Outcome distribution of $\mathcal{M}={\sum }_{i\in F}{m}_i$ (total spin of the fraction) and the postmeasurement reference state, for $J=0.1$ (a), 0.3 (b), and 0.6 (c) in the deterministic model with fraction size $\left|F\right|=2^{12}$ and relative size $\left|F\right|/\left|E\right|=1/4$. (See also Fig. 12 for a closer look at very small $J$.) We plot the probability density of the total spin re-scaled by its standard deviation, $m=\mathcal{M}/{\sigma }_{\mathcal{M}}, P\left(m\right)=p_{\mathcal{M}}{\sigma }_{\mathcal{M}}$ as the filled area. $r_{\mathcal{M}}^{2}P\left(z\right)$ is plotted as a colored curve, where the color indicates the angle of $(u_{\mathcal{M}},v_{\mathcal{M}})$, indicating the polarization direction the postmeasurement reference state. The filled area below and above the colored curve represents the information revealed by and hidden from the measurement respectively.

Figure 11

Main: the averaged purity with different measurement schemes in the deterministic model with fraction size $\left|F\right|=2^{12}$ and relative size $\left|F\right|/\left|E\right|=2^{-2}$. $\tau =0$: only the total spin of $F$ is measured. $\tau =1$: the total spins of the left and right subtrees are measured separately. $\tau =2$: the total spins of the four “grandchildren” subtrees of the root are measured separately. $\tau =t$: the microscopic measurement.

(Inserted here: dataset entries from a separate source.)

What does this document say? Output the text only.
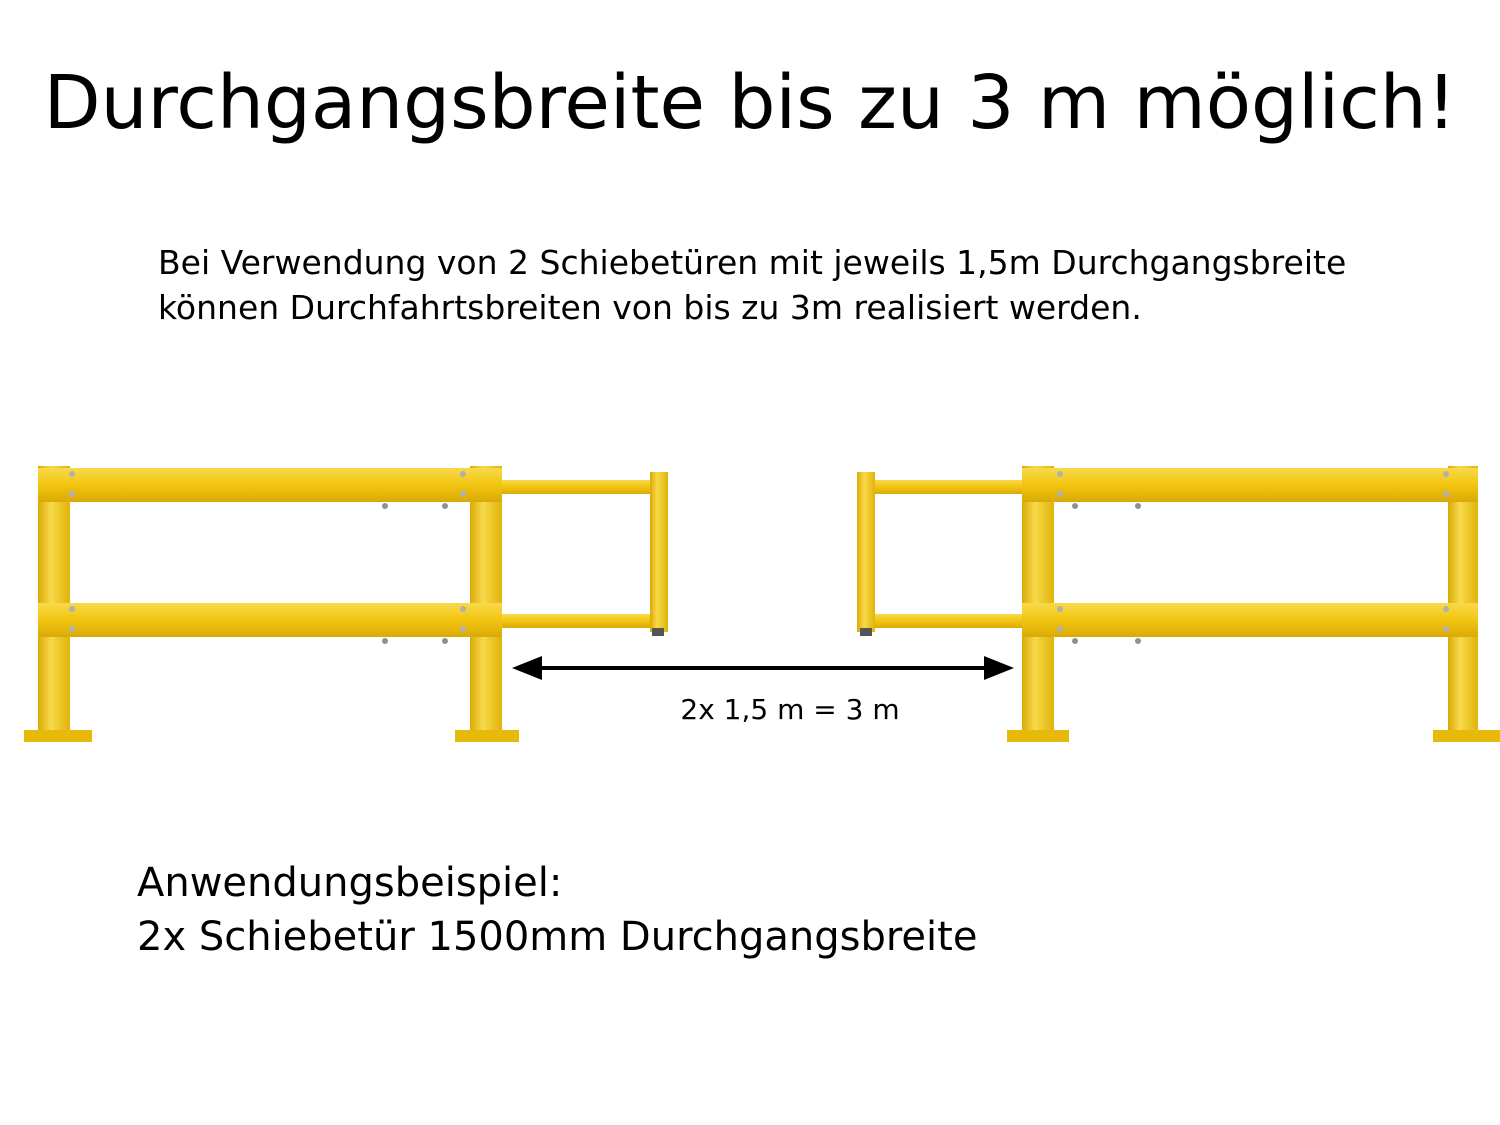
Durchgangsbreite bis zu 3 m möglich!
Bei Verwendung von 2 Schiebetüren mit jeweils 1,5m Durchgangsbreite
können Durchfahrtsbreiten von bis zu 3m realisiert werden.
2x 1,5 m = 3 m
Anwendungsbeispiel:
2x Schiebetür 1500mm Durchgangsbreite
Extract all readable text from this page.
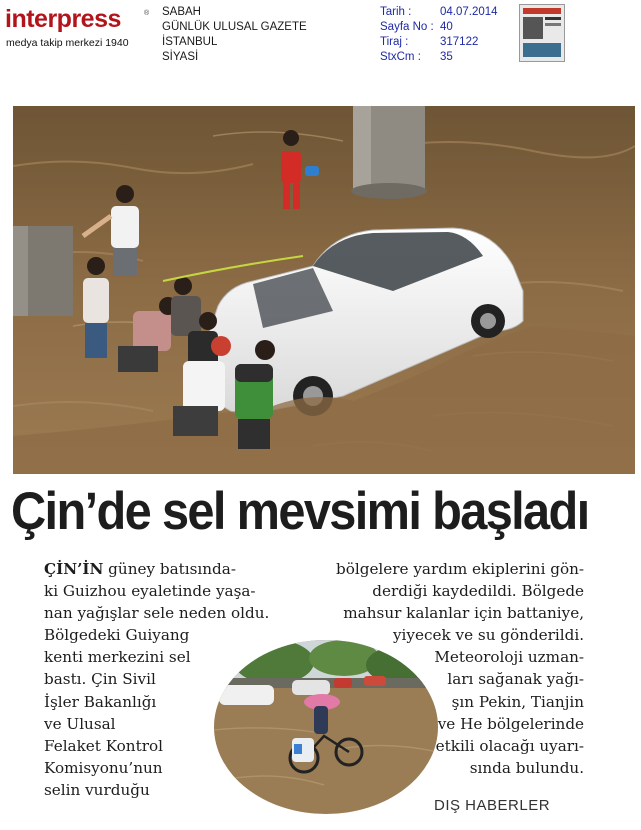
interpress	®
medya takip merkezi 1940
SABAH
GÜNLÜK ULUSAL GAZETE
İSTANBUL
SİYASİ
Tarih : 04.07.2014
Sayfa No : 40
Tiraj :	317122
StxCm : 35
Çin’de sel mevsimi başladı
ÇİN’İN güney batısında-
ki Guizhou eyaletinde yaşa-
nan yağışlar sele neden oldu.
Bölgedeki Guiyang
kenti merkezini sel
bastı. Çin Sivil
İşler Bakanlığı
ve Ulusal
Felaket Kontrol
Komisyonu’nun
selin vurduğu
bölgelere yardım ekiplerini gön-
derdiği kaydedildi. Bölgede
mahsur kalanlar için battaniye,
yiyecek ve su gönderildi.
Meteoroloji uzman-
ları sağanak yağı-
şın Pekin, Tianjin
ve He bölgelerinde
etkili olacağı uyarı-
sında bulundu.
DIŞ HABERLER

See also Fig. 13. Inset: log-log plot of the $\tau =1$ and $\tau =2$ data near $J=0$, compared to power laws. The prefactor of the $J^4$ power law is an exact prediction (133).

Figure 12

Outcome distribution of the total spin measurement with $J=0.02, \left|F\right|=2^{11}, \left|F\right|/\left|E\right|=2^{-2}$. See Fig. 10 for further description. Here, in addition, we plot $p_{\mathcal{M}}(1-r_{\mathcal{M}}^2)$ in black. At small $J$, the distribution has a “multifractal” structure of peaks; the dominant ones are $\mathcal{M}\approx \pm \left|F\right|$. The information retrieval is nearly perfect: $r_{\mathcal{M}}^2$ is close to 1 for all $\mathcal{M}$. The imperfections are concentrated at secondary peaks at $\mathcal{M}=0,\pm \left|F\right|/4$.

Figure 13

Illustration of coarse-grained measurements. The green squares indicate the spins in the fraction $F$, with size $\left|F\right|=2^t=8$ and relative size $\left|F\right|/\left|E\right|=2^{-k}=1/4$. $\mathcal{M}$, the total spin of $F$, is divided into that of the subtrees. The coarse-grained measurement with $\tau =2$ will measure ${\mathcal{M}}_{\ell \ell },\cdots ,{\mathcal{M}}_{rr}$. The corresponding density matrices can be obtained in two stages. First we obtain the total-spin ($\tau =0$) matrices at $t-\tau =1$ using the recursion (129); then we iterate (134) twice ($\tau =2$).

Figure 14

The covariance ${\langle mu\rangle }_{*}$ (150), skewness ${\langle m^3\rangle }_{*}$ (148), and negative excessive kurtosis ${\langle 3-m^4\rangle }_{*}$ (149) of the fixed point outcome distribution $m$, normalized so that $\langle m^2\rangle =1$.

Figure 15

The flow generated by the recursion relation (153) of the Clifford model, at $J=0.45<J_c$ (a) and $J=0.55>J_c$ (b). The asymptotic limit undergoes a discontinuous transition from a QD fixed point to the encoding fixed point.